Nishinoomote (西之表市, Nishinoomote-shi) is a city located on the island of Tanegashima, in Kagoshima Prefecture, Japan. As of 30 April 2024, the city had an estimated population of 14,151 in 7941 households, and a population density of 69 persons per km^{2}. The total area of the city is 205.57 km2.

==Geography==
Nishinoomote, located on the northern portion of Tanegashima, is bordered by the East China Sea to the west and the Pacific Ocean to the east, and by the Ōsumi Strait separating Tanegashima from the Kyushu mainland. The city also includes the offshore island of Mageshima within its borders.
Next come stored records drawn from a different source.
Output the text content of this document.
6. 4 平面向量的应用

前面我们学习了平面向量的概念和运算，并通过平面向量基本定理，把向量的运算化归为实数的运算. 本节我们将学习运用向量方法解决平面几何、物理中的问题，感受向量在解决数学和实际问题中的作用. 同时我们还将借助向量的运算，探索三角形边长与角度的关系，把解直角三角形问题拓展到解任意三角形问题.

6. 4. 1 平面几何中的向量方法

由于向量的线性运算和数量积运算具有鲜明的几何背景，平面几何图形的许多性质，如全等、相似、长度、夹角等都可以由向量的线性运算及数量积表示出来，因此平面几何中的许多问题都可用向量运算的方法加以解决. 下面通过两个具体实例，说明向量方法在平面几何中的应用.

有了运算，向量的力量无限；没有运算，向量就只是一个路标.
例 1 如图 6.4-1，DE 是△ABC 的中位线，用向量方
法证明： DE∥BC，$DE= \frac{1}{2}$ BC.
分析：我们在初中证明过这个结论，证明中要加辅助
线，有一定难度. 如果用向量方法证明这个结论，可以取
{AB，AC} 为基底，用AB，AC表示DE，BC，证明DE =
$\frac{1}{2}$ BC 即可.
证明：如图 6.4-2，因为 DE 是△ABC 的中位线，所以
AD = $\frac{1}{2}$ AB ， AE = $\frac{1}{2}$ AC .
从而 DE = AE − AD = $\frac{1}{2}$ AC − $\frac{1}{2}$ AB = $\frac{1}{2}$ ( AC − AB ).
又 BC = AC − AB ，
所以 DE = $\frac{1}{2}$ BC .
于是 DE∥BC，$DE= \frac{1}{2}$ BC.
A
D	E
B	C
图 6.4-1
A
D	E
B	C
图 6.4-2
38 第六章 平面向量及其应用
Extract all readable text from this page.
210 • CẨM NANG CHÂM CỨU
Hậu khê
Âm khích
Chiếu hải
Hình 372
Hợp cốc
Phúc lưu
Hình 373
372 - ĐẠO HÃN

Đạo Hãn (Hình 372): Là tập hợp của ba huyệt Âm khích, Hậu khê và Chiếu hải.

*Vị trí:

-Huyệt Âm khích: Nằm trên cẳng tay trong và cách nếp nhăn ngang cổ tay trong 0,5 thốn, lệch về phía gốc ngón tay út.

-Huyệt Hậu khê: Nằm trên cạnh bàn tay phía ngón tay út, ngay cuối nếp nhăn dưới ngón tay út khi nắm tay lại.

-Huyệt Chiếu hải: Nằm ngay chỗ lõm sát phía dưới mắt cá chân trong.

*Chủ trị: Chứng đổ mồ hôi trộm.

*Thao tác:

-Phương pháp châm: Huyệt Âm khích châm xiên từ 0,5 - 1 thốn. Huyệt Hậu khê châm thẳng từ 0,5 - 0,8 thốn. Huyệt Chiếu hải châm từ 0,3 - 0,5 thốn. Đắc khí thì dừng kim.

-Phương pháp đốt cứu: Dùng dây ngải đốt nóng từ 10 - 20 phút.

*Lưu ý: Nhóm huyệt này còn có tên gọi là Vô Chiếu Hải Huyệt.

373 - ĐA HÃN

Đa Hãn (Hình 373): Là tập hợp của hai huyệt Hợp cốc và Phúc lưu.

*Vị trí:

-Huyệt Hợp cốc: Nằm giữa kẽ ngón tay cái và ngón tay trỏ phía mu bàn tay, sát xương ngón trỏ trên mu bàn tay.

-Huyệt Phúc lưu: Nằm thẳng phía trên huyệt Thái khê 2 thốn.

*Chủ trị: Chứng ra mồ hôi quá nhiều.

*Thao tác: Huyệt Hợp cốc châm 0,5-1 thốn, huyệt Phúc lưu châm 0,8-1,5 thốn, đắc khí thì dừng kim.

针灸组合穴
===Surrounding municipalities===
- Nakatane

===Climate===
Nishinoomote has a humid subtropical climate (Köppen Cfa) characterized by warm summers and cool winters with no snowfall. The average annual temperature in Nishinoomote is 20.0 °C. The average annual rainfall is 2174 mm with September as the wettest month. The temperatures are highest on average in August, at around 27.7 °C, and lowest in January, at around 12.0 °C. The area is subject to frequent typhoons.

===Demographics===
Per Japanese census data, the population of Nishinoomote is as shown below:

==History==
The area of Nishinoomote was part of ancient Tane Province, which was abolished in 824 and incorporated into Ōsumi Province. Tanegashima became a part of Shimazu shōen in 1140. During the Edo Period, the area was part of the holdings of Satsuma Domain. Sugarcane was first cultivated in 1824. Kitatane Village was established on April 1, 1889 with the establishment of the modern municipalities system. It was elevated to town status on April 1, 1926 and renamed Nishinoomote. Towards the end of World War II, the town was garrisoned by a 12,000-man force from the Imperial Japanese Army and was thus subjected to bombing by the United States Navy in 1945. It was elevated to city status on October 1, 1958.

==Government==
Nishinoomote has a mayor-council form of government with a directly elected mayor and a unicameral city council of 14 members. Nishinoomote, collectively with the other municipalities of Kumage District, contributes two members to the Kagoshima Prefectural Assembly. In terms of national politics, the city is part of the Kagoshima 4th district of the lower house of the Diet of Japan.

== Economy ==
The economy of Nishinoomote is based largely on agriculture (sugar cane, sweet potatoes), livestock (cattle, pigs, etc.), and fisheries.

==Education==
Nishinoomote has ten public elementary high schools and one public junior high school operated by the town government, and one public high school operated by the Kagoshima Prefectural Board of Education.

==Transportation==
===Seaport===
Nishinoomote Port is a regional transportation hub, with frequent ferry service to Kagoshima, Tokyo, Kobe, and Osaka, as well as Okinawa and the other Osumi islands.

==Sister cities==
- Isa, Kagoshima, since November 10, 1962
- Sakai, Osaka, since October 18, 1986
- Nagahama, Shiga, since October 8, 1987
- Vila do Bispo, Portugal, since October 1, 1993 (in recognition of the fact that it was Fernão Mendes Pinto, a Portuguese explorer, who claimed to be the first European to set foot on Japan, and did so on Tanegashima in 1543.)